Friday, Mar. 08, 1968
Woodstock to Manhattan
The nation's best-known Jesuit seminary, Woodstock College, last week announced plans to move from rural Maryland to Manhattan, as part of a proposed new interdenominational religious center. Rejecting an attractive offer of affiliation from Yale, Woodstock will be a partner with Columbia University and Union Theological Seminary and other institutions in establishing the center; the partnership will permit Jesuit students to attend courses at both Columbia and Union.
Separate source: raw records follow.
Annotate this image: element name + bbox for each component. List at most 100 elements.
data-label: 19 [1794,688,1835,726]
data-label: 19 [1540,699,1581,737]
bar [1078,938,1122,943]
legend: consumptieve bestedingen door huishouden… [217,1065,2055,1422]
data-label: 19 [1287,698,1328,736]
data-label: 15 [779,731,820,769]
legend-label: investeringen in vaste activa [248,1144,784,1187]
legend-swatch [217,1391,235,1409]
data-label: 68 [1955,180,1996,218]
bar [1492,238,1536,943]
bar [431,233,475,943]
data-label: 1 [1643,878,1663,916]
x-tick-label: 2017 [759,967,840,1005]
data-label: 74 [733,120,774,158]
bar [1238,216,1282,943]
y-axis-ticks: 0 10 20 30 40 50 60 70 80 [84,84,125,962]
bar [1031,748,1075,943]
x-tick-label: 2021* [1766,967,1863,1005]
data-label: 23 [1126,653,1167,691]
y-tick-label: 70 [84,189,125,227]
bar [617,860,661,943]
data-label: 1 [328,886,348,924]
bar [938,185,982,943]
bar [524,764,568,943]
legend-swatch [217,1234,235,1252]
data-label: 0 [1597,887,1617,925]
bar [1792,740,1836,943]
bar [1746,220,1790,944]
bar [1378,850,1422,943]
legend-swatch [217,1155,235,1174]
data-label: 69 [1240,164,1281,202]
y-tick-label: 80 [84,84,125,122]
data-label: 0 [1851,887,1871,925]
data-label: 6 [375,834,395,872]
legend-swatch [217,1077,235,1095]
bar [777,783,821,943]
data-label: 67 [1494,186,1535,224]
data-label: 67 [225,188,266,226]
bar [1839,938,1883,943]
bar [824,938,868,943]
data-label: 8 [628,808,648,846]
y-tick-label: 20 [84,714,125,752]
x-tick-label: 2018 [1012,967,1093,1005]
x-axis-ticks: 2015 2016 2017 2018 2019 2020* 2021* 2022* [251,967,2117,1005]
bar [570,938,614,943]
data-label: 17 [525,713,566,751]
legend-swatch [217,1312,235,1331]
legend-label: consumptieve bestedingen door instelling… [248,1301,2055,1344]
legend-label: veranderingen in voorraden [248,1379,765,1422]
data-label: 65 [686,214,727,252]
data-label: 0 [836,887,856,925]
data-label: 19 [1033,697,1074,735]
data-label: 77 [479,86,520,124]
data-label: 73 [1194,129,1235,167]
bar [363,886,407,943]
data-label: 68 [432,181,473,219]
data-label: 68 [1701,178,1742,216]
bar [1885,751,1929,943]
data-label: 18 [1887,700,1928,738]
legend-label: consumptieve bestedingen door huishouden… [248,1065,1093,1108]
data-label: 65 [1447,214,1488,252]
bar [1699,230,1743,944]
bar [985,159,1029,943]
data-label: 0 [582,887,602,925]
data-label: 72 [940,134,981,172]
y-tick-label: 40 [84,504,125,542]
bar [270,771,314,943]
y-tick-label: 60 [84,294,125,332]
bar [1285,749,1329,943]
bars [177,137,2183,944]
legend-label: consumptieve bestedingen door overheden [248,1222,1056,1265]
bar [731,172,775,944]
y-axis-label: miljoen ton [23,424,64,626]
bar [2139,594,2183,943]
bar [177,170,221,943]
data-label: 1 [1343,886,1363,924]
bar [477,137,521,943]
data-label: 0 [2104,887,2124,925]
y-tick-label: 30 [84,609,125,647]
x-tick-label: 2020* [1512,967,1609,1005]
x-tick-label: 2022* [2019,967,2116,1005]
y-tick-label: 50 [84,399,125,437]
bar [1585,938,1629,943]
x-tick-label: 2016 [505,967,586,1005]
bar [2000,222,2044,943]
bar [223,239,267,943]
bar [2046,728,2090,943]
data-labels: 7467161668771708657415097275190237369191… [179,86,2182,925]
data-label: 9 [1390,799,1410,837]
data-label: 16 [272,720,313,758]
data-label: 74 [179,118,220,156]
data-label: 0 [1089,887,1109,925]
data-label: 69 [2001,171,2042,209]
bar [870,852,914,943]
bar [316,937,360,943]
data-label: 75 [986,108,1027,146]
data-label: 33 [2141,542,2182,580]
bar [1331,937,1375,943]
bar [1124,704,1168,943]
The Woodstock decision was not only the latest and most significant example of ecumenical merger involving U.S. seminaries (TIME, Dec. 29); it also indicated the extent to which Roman Catholics are now interested in gaining the benefits of a Protestant theological education. Yale Divinity School now has 15 Catholics among its 325 students, while the Methodists' Wesley Theological Seminary in Washington D.C. with an enrollment of 248 has 35 Catholic students. Harvard's nondenominational Divinity School counts 33 Catholics in its enrollment of 350. The most striking increase is at the University of Chicago Divinity School, where the Catholic population has grown from fewer than half a dozen students four years ago to 64 today, in a total enrollment of 432. In fact, Catholics now constitute the largest single denominational bloc at the school.